One, however, dips down, a simple break in the forest, and takes you to a small, gray dock sitting low on the water of another, smaller pond that—most days—you can have to yourself. In winter, this little pond freezes over, trapped bubbles like memories scattering the surface. In summer, the lily ponds and turtles and dragonflies are everywhere. But always, almost always, there is a greater quiet for you (or you and a loved one) to enjoy.
So if the delirious hubbub and candy-colored, rainbow-bright too-muchness of Commercial Street ever gets to be just a little, well, too much, walk the loop at Beech Forest and your spirit will be just fine.
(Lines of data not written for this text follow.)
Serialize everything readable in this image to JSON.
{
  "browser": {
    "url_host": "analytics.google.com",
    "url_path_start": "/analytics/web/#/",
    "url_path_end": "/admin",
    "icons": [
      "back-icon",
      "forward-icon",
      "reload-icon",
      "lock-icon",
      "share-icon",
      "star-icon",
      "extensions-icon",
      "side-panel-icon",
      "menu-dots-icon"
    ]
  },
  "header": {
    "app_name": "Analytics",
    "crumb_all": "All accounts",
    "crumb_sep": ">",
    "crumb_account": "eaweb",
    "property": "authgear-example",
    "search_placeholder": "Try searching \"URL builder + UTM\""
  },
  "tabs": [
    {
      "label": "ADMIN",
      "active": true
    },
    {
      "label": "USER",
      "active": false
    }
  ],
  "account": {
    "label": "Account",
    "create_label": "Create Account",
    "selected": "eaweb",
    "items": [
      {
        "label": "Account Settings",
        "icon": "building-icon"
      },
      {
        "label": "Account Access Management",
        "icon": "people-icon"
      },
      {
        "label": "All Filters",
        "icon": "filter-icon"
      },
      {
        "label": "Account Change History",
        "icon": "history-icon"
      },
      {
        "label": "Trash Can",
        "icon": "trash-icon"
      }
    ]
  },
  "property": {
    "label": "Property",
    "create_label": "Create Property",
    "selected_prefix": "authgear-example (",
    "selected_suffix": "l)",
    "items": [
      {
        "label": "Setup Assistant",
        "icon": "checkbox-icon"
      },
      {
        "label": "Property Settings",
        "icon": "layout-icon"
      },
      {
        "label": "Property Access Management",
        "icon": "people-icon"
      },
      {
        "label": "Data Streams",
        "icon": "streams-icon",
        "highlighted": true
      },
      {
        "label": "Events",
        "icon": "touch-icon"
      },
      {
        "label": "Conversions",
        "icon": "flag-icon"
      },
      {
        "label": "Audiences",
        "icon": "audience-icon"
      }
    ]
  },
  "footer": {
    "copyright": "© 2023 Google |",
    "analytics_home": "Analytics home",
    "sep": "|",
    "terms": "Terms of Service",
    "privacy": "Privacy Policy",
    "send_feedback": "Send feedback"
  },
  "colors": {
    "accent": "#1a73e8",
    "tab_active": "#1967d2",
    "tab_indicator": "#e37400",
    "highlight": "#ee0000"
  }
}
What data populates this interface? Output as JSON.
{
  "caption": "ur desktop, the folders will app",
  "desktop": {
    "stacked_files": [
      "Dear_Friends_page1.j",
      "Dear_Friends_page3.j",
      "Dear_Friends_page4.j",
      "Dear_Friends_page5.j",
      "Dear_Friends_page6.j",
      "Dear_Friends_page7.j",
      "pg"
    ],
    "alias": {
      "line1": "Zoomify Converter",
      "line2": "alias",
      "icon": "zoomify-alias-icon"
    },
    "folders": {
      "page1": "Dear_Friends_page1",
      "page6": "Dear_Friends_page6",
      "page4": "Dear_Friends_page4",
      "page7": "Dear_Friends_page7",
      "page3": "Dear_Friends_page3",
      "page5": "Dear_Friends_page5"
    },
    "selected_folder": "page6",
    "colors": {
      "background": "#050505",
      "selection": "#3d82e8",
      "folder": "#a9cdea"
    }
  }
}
Beech Forest is a roughly 10-minute bike ride from the center of town. You can also take the longer route along the Provincelands Bike Trail, which adds a sweep of dune and forest landscapes, a view of the ocean, and a solid workout to the outing. There’s also plentiful parking (and public restrooms) or a seasonal shuttle if you want a more leisurely approach.
Smile for the alluring and attentive chickadees, but don’t feed them! While it might seem magical and unique, it’s actually a problem. For years, people fed the birds in the winter—and habituating wild animals to people and human food is not only illegal in the Seashore, it’s also bad for the bird population’s long-term ability to survive.